Hi!
On 23/06/06, Berto albertoserra@ukr.net wrote:
Perhaps something like a system message which defines a wiki's search order and which letters the wiki will treat as equivalent? And something so that searches for, say, "pago" could turn up results like "págo" and "pàgo" (since the accents would be ignored)?
Yes, this would be the most practical solution to localise sorting orders.
I think you are mixing sorting and searching. Anyway, I don't think this is a good solution to sorting, this would IMHO be 1) a hack solution that would not be enough for many languages (e.g. in Czech, alphabetical sort is a two-stage process, as you can see at http://cs.wikipedia.org/wiki/Abecedn%C3%AD_%C5%99azen%C3%AD#P.C5.99.C3.ADkla...) 2) maybe hard to implement without excessive performance implications
A correct solution is to use the functions already provided by system (and database); MySQL already has some support for collation that could be used, see the discussion at [[bugzilla:164]].
As per accents, so far all we can do is manually input tons of redirects to ensure the search will give a proper result... maybe a bot could do it for us? Such redirects should somehow be marked, though, so that we can trace them and kill them all once the bug is fixed.

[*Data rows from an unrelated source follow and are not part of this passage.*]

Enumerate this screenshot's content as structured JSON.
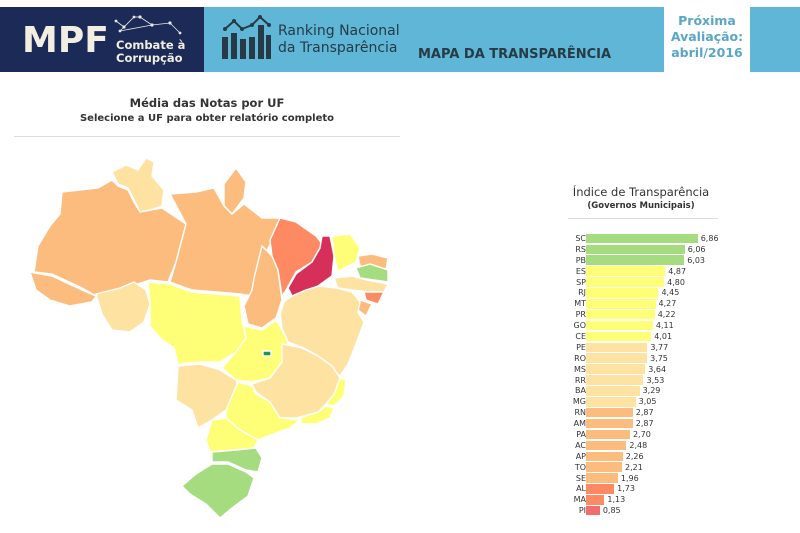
{
  "header": {
    "logo_mpf": "MPF",
    "logo_sub_line1": "Combate à",
    "logo_sub_line2": "Corrupção",
    "ranking_line1": "Ranking Nacional",
    "ranking_line2": "da Transparência",
    "page_title": "MAPA DA TRANSPARÊNCIA",
    "next_eval_line1": "Próxima",
    "next_eval_line2": "Avaliação:",
    "next_eval_line3": "abril/2016",
    "colors": {
      "navy": "#1b2a57",
      "light_blue": "#5fb6d6",
      "next_eval_text": "#5aa6c6"
    }
  },
  "map": {
    "title": "Média das Notas por UF",
    "subtitle": "Selecione a UF para obter relatório completo",
    "color_scale": {
      "green": "#a6dc80",
      "yellow": "#ffff77",
      "light_tan": "#fde2a2",
      "orange": "#fcbc7e",
      "salmon": "#fd8a62",
      "crimson": "#d6305a",
      "df_green": "#1a9850"
    }
  },
  "chart_data": {
    "type": "bar",
    "orientation": "horizontal",
    "title": "Índice de Transparência",
    "subtitle": "(Governos Municipais)",
    "xlabel": "",
    "ylabel": "",
    "xlim": [
      0,
      7
    ],
    "grid": false,
    "legend": null,
    "categories": [
      "SC",
      "RS",
      "PB",
      "ES",
      "SP",
      "RJ",
      "MT",
      "PR",
      "GO",
      "CE",
      "PE",
      "RO",
      "MS",
      "RR",
      "BA",
      "MG",
      "RN",
      "AM",
      "PA",
      "AC",
      "AP",
      "TO",
      "SE",
      "AL",
      "MA",
      "PI"
    ],
    "values": [
      6.86,
      6.06,
      6.03,
      4.87,
      4.8,
      4.45,
      4.27,
      4.22,
      4.11,
      4.01,
      3.77,
      3.75,
      3.64,
      3.53,
      3.29,
      3.05,
      2.87,
      2.87,
      2.7,
      2.48,
      2.26,
      2.21,
      1.96,
      1.73,
      1.13,
      0.85
    ],
    "value_labels": [
      "6,86",
      "6,06",
      "6,03",
      "4,87",
      "4,80",
      "4,45",
      "4,27",
      "4,22",
      "4,11",
      "4,01",
      "3,77",
      "3,75",
      "3,64",
      "3,53",
      "3,29",
      "3,05",
      "2,87",
      "2,87",
      "2,70",
      "2,48",
      "2,26",
      "2,21",
      "1,96",
      "1,73",
      "1,13",
      "0,85"
    ],
    "bar_colors": [
      "#a6dc80",
      "#a6dc80",
      "#a6dc80",
      "#ffff77",
      "#ffff77",
      "#ffff77",
      "#ffff77",
      "#ffff77",
      "#ffff77",
      "#ffff77",
      "#fde2a2",
      "#fde2a2",
      "#fde2a2",
      "#fde2a2",
      "#fde2a2",
      "#fde2a2",
      "#fcbc7e",
      "#fcbc7e",
      "#fcbc7e",
      "#fcbc7e",
      "#fcbc7e",
      "#fcbc7e",
      "#fcbc7e",
      "#fd8a62",
      "#fd8a62",
      "#f46d6d"
    ]
  }
}
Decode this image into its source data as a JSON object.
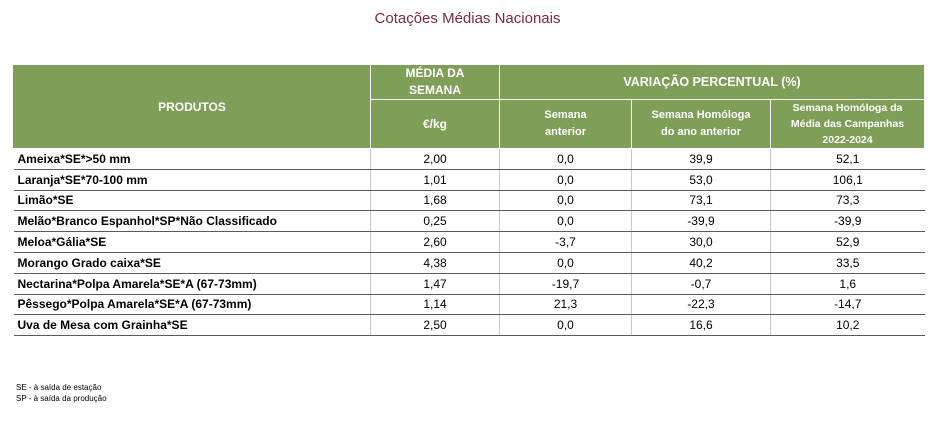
{
  "title": "Cotações Médias Nacionais",
  "header": {
    "produtos": "PRODUTOS",
    "media_line1": "MÉDIA DA",
    "media_line2": "SEMANA",
    "unit": "€/kg",
    "variacao": "VARIAÇÃO PERCENTUAL (%)",
    "sub1_line1": "Semana",
    "sub1_line2": "anterior",
    "sub2_line1": "Semana Homóloga",
    "sub2_line2": "do ano anterior",
    "sub3_line1": "Semana Homóloga da",
    "sub3_line2": "Média das Campanhas",
    "sub3_line3": "2022-2024"
  },
  "rows": [
    {
      "produto": "Ameixa*SE*>50 mm",
      "media": "2,00",
      "anterior": "0,0",
      "homologa_ano": "39,9",
      "homologa_media": "52,1"
    },
    {
      "produto": "Laranja*SE*70-100 mm",
      "media": "1,01",
      "anterior": "0,0",
      "homologa_ano": "53,0",
      "homologa_media": "106,1"
    },
    {
      "produto": "Limão*SE",
      "media": "1,68",
      "anterior": "0,0",
      "homologa_ano": "73,1",
      "homologa_media": "73,3"
    },
    {
      "produto": "Melão*Branco Espanhol*SP*Não Classificado",
      "media": "0,25",
      "anterior": "0,0",
      "homologa_ano": "-39,9",
      "homologa_media": "-39,9"
    },
    {
      "produto": "Meloa*Gália*SE",
      "media": "2,60",
      "anterior": "-3,7",
      "homologa_ano": "30,0",
      "homologa_media": "52,9"
    },
    {
      "produto": "Morango Grado caixa*SE",
      "media": "4,38",
      "anterior": "0,0",
      "homologa_ano": "40,2",
      "homologa_media": "33,5"
    },
    {
      "produto": "Nectarina*Polpa Amarela*SE*A (67-73mm)",
      "media": "1,47",
      "anterior": "-19,7",
      "homologa_ano": "-0,7",
      "homologa_media": "1,6"
    },
    {
      "produto": "Pêssego*Polpa Amarela*SE*A (67-73mm)",
      "media": "1,14",
      "anterior": "21,3",
      "homologa_ano": "-22,3",
      "homologa_media": "-14,7"
    },
    {
      "produto": "Uva de Mesa com Grainha*SE",
      "media": "2,50",
      "anterior": "0,0",
      "homologa_ano": "16,6",
      "homologa_media": "10,2"
    }
  ],
  "footnotes": [
    "SE - à saída de estação",
    "SP - à saída da produção"
  ],
  "colors": {
    "header_bg": "#7f9f58",
    "title": "#7b2c3b"
  }
}
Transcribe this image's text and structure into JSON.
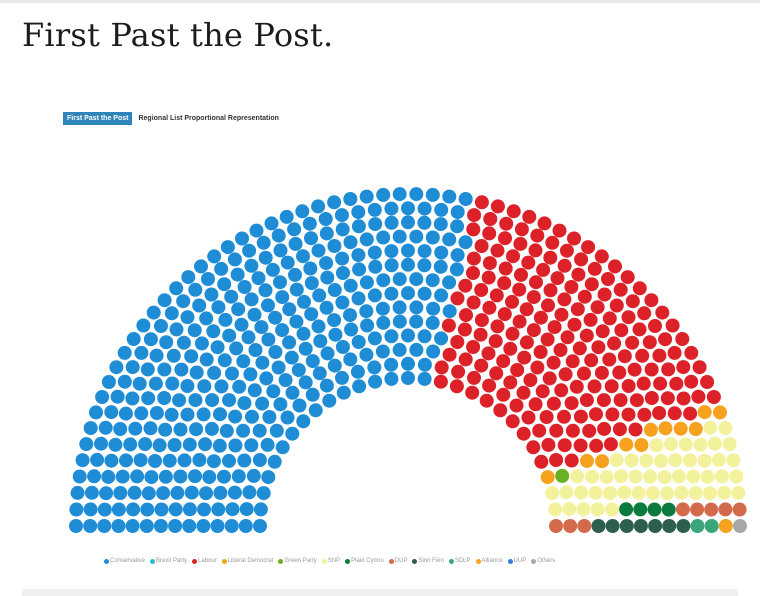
{
  "page": {
    "title": "First Past the Post."
  },
  "tabs": [
    {
      "label": "First Past the Post",
      "active": true
    },
    {
      "label": "Regional List Proportional Representation",
      "active": false
    }
  ],
  "chart_data": {
    "type": "parliament",
    "title": "",
    "total_seats": 650,
    "series": [
      {
        "name": "Conservative",
        "color": "#1f8dd6",
        "values": [
          365
        ]
      },
      {
        "name": "Brexit Party",
        "color": "#2bbbd8",
        "values": [
          0
        ]
      },
      {
        "name": "Labour",
        "color": "#dc2128",
        "values": [
          202
        ]
      },
      {
        "name": "Liberal Democrat",
        "color": "#f6a21e",
        "values": [
          11
        ]
      },
      {
        "name": "Green Party",
        "color": "#6ab023",
        "values": [
          1
        ]
      },
      {
        "name": "SNP",
        "color": "#f4f19c",
        "values": [
          48
        ]
      },
      {
        "name": "Plaid Cymru",
        "color": "#0b7a3e",
        "values": [
          4
        ]
      },
      {
        "name": "DUP",
        "color": "#d46a4c",
        "values": [
          8
        ]
      },
      {
        "name": "Sinn Féin",
        "color": "#2e5e4e",
        "values": [
          7
        ]
      },
      {
        "name": "SDLP",
        "color": "#3aa57a",
        "values": [
          2
        ]
      },
      {
        "name": "Alliance",
        "color": "#f6a21e",
        "values": [
          1
        ]
      },
      {
        "name": "UUP",
        "color": "#2f7fd8",
        "values": [
          0
        ]
      },
      {
        "name": "Others",
        "color": "#a7a7a7",
        "values": [
          1
        ]
      }
    ],
    "legend_position": "bottom"
  }
}
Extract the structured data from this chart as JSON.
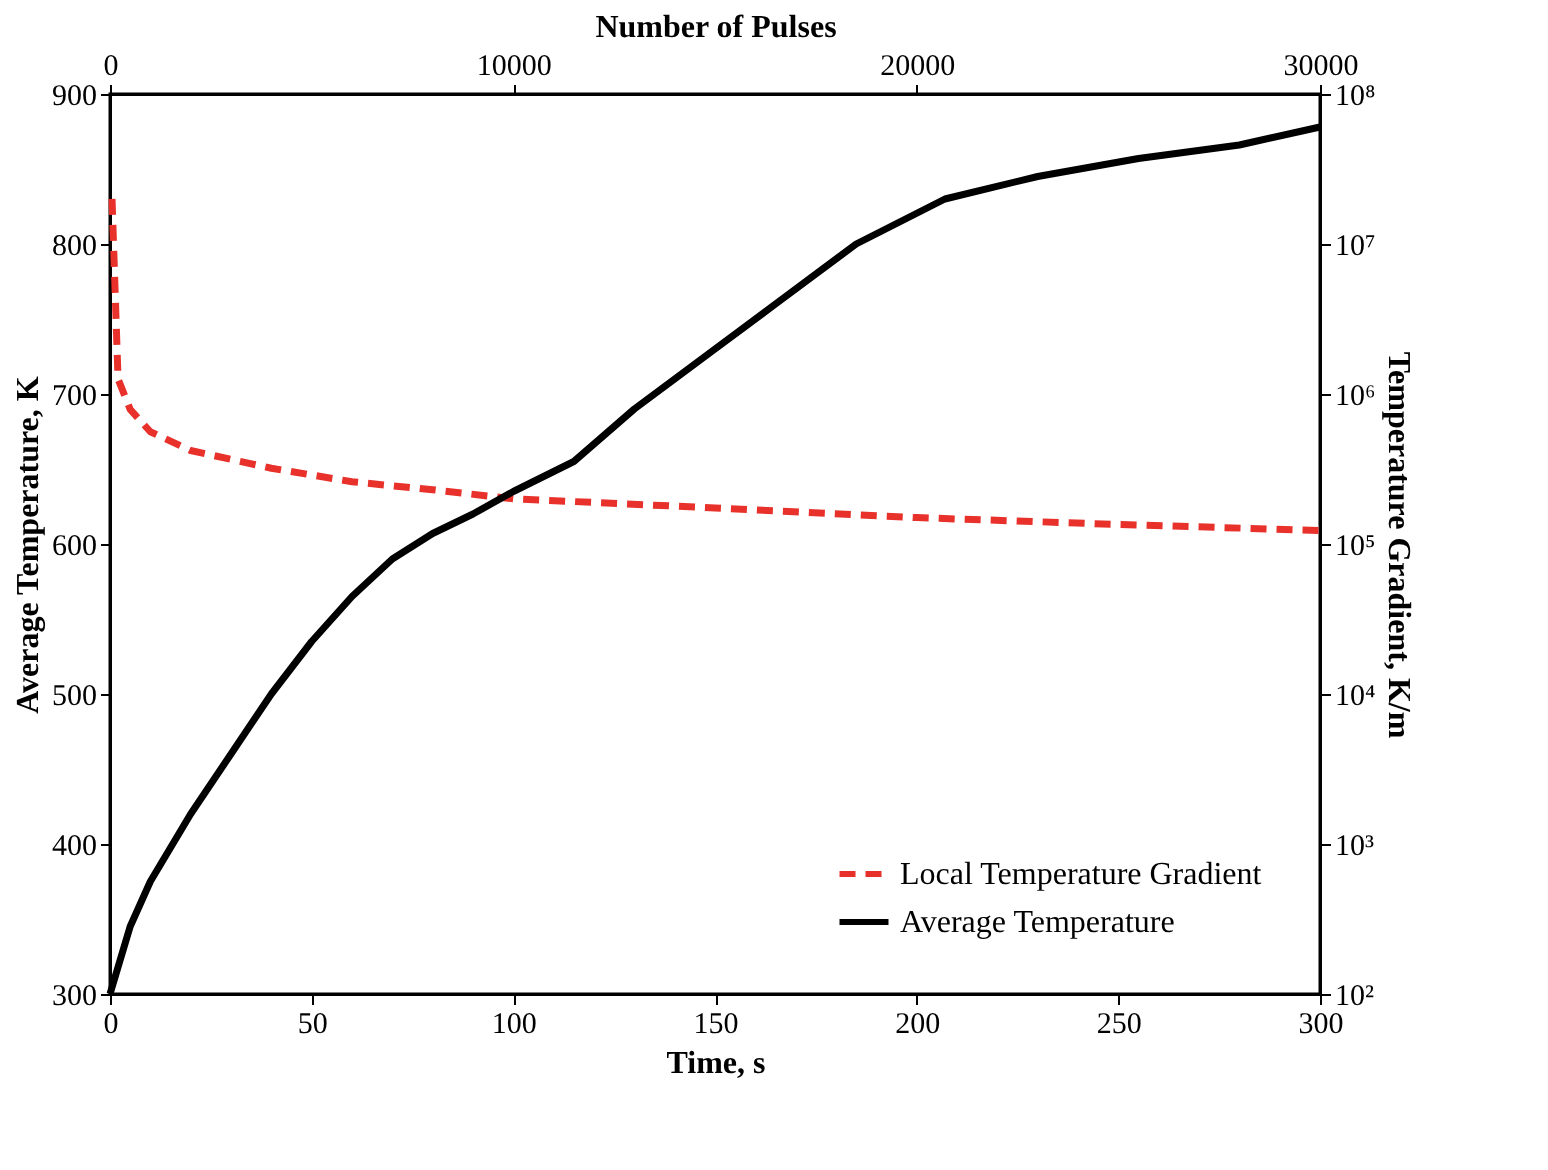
{
  "chart_data": {
    "type": "line",
    "xlabel": "Time, s",
    "ylabel": "Average Temperature, K",
    "y2label": "Temperature Gradient, K/m",
    "x2label": "Number of Pulses",
    "xlim": [
      0,
      300
    ],
    "xticks": [
      0,
      50,
      100,
      150,
      200,
      250,
      300
    ],
    "x2lim": [
      0,
      30000
    ],
    "x2ticks": [
      0,
      10000,
      20000,
      30000
    ],
    "ylim": [
      300,
      900
    ],
    "yticks": [
      300,
      400,
      500,
      600,
      700,
      800,
      900
    ],
    "y2lim": [
      100,
      100000000
    ],
    "y2ticks": [
      {
        "value": 100,
        "label": "10²"
      },
      {
        "value": 1000,
        "label": "10³"
      },
      {
        "value": 10000,
        "label": "10⁴"
      },
      {
        "value": 100000,
        "label": "10⁵"
      },
      {
        "value": 1000000,
        "label": "10⁶"
      },
      {
        "value": 10000000,
        "label": "10⁷"
      },
      {
        "value": 100000000,
        "label": "10⁸"
      }
    ],
    "log": "y2",
    "legend": "bottom right",
    "series": [
      {
        "name": "Local Temperature Gradient",
        "color": "#e8312a",
        "axis": "y2",
        "line_style": "dashed",
        "x": [
          0.5,
          2,
          5,
          10,
          20,
          40,
          60,
          80,
          100,
          150,
          200,
          250,
          300
        ],
        "values": [
          20000000,
          1260000,
          790000,
          560000,
          420000,
          320000,
          260000,
          230000,
          200000,
          174000,
          150000,
          135000,
          123000
        ]
      },
      {
        "name": "Average Temperature",
        "color": "#000000",
        "line_style": "solid",
        "x": [
          0,
          5,
          10,
          20,
          30,
          40,
          50,
          60,
          70,
          80,
          90,
          100,
          115,
          130,
          150,
          165,
          185,
          207,
          230,
          255,
          280,
          300
        ],
        "values": [
          300,
          345,
          375,
          420,
          460,
          500,
          535,
          565,
          590,
          607,
          620,
          635,
          655,
          690,
          730,
          760,
          800,
          830,
          845,
          857,
          866,
          878
        ]
      }
    ]
  }
}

I have been thinking about implementing a diacritical filter for the search for a long time. It is quite easy and I have it practically done (for Lucene.NET), only not tested. But there is a question whether Wikimedia servers are not going to switch to another search engine, as has been discussed recently. (Lemmatization would be fine, too, but I know I do not have the required knowledge.)
--[[cs:User:Mormegil | Petr Kadlec]]